Авдотья Яковлевна с шумом отодвинула кресло, встала из-за стола и быстро заходила по комнате.
— Нет, лучше не вспоминать все это, — сказала она, остановившись перед Добролюбовым. — Напрасно я вытащила свои записные книжки, — пусть бы себе пылились в столе.
— Нет, нет, дорогая Авдотья Яковлевна, — сказал Добролюбов, взяв ее за руки. — Нет, обязательно вспоминайте, со злостью, как сейчас, и напишите об этом в своем рассказе. Это очень хорошо, все что вы увидели. Позвольте мне поцеловать вас за это, дорогой писатель Станицкий!
Он быстро и неожиданно поцеловал ее в губы и, сам растерявшись, выбежал из комнаты.
— Николай Александрович! Добролюбов! — крикнула Панаева. — Куда вы? А стихи-то некрасовские забыли?
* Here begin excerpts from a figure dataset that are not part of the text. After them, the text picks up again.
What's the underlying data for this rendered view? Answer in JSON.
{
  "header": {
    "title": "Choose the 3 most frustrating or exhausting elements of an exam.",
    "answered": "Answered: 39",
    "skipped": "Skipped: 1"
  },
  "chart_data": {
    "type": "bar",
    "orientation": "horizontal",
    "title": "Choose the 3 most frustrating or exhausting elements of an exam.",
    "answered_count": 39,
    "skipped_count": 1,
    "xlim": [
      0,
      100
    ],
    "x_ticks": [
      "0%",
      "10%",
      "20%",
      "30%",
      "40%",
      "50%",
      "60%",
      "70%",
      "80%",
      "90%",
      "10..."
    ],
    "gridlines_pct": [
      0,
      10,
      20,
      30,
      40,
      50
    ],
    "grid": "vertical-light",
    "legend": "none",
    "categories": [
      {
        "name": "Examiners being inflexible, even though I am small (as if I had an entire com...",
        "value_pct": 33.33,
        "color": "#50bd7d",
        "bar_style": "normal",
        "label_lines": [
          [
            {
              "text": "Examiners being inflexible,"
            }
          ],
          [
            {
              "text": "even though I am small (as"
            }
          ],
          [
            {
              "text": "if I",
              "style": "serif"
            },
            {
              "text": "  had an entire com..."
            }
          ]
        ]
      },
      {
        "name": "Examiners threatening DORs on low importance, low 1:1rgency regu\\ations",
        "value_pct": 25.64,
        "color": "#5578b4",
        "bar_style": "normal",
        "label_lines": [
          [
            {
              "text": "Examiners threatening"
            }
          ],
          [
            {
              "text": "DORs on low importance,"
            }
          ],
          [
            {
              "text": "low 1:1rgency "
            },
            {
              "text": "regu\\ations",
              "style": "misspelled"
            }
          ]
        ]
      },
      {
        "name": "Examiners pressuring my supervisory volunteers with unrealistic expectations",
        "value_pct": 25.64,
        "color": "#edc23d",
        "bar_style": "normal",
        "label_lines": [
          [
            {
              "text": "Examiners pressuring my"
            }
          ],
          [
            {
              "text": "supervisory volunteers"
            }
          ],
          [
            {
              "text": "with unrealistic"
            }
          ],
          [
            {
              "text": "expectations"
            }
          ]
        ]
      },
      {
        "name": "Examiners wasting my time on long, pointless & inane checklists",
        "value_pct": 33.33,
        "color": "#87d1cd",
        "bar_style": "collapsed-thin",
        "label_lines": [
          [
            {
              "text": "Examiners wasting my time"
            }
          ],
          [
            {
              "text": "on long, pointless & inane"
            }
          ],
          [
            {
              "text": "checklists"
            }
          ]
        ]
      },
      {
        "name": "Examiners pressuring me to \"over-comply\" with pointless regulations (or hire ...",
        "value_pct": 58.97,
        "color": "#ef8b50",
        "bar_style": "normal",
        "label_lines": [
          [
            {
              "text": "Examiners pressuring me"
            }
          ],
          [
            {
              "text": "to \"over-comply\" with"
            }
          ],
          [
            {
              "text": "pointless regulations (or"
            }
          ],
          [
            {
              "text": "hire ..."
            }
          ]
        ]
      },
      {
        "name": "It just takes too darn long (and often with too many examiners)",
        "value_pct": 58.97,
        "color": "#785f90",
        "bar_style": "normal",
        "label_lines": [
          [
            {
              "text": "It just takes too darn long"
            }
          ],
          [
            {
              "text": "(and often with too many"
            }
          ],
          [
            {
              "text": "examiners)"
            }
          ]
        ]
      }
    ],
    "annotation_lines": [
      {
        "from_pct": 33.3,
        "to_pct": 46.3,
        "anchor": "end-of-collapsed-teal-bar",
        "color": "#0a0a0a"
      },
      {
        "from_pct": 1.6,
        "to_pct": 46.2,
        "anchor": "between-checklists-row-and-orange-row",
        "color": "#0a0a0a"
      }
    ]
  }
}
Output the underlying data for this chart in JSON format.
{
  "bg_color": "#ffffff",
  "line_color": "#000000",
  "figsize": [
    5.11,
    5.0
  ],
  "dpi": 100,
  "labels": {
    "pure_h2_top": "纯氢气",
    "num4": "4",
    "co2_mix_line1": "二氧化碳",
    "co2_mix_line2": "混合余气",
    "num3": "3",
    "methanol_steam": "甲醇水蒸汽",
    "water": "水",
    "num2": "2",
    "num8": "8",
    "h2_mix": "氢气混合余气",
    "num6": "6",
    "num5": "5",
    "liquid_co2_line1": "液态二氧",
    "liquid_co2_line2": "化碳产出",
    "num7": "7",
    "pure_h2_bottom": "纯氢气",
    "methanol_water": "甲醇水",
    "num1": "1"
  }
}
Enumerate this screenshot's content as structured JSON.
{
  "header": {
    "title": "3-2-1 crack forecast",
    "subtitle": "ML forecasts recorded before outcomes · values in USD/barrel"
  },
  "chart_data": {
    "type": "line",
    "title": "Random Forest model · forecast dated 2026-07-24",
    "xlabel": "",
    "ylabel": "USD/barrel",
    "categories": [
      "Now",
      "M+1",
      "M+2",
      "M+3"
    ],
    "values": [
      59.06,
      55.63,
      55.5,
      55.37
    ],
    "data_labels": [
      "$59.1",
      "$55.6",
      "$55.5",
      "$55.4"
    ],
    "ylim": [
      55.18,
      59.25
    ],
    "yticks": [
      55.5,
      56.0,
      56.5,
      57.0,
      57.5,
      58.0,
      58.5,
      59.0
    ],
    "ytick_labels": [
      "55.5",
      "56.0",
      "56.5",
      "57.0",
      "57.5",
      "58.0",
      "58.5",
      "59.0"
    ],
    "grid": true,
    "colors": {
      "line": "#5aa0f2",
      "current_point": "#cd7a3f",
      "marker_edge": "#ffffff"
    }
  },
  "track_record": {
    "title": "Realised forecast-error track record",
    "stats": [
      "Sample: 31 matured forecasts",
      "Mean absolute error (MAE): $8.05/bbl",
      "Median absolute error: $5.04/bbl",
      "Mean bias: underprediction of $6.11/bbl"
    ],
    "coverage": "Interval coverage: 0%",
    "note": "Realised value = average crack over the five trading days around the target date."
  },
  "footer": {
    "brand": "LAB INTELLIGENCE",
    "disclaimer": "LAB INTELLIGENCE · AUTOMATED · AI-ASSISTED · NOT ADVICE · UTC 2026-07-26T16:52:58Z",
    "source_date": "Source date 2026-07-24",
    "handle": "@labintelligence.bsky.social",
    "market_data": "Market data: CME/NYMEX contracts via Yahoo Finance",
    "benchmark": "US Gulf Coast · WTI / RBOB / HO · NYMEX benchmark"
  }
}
Но он ничего не ответил. Авдотья Яковлевна улыбнулась и села к столу. Она открыла чернильницу, задумалась на минуту и начала писать.
Некрасов продолжал сидеть взаперти. Он никого к себе не пускал и нехотя отворил дверь Чернышевскому, который зашел к нему как-то поздно вечером.
Чернышевский остановился на пороге и, близоруко прищуриваясь, оглядел комнату. В комнате был беспорядок. Некрасов, желтый, растрепанный и хмурый, валялся на диване, вокруг него были разбросаны книги и журналы — он, видимо, пытался читать, да бросал книгу, едва пробежав глазами первую страницу. На столе, с рукописями и корректурами, стоял графинчик коньяку и маленькая серебряная стопка.
Чернышевский, поздоровавшись и спросив, кончил ли он уже хворать, сел в кресло, поближе к печке. Они сидели так некоторое время, не разговаривая, не зажигая свеч, и молча смотрели на веселый и яркий огонь. Василий недавно подбросил целую охапку сухих дров, и они пылали, дружно потрескивая. В соседней церкви звонили ко всенощной, и Некрасов подумал, что в деревне вот так монотонно звонят только на панихидах. Далеко разносится этот однообразный, унылый звон, и мужик в поле, услыхав его, непременно снимет шапку, перекрестится и пожелает неведомому покойнику вечного покоя и вечной памяти.
«Вечный покой — это хорошо, а вечной памяти не бывает, — думал Некрасов. — Да она и не нужна покойнику, эта вечная память. Он все забыл, отмучился, отсуетился и лежит строгий и важный в своей последней домовине».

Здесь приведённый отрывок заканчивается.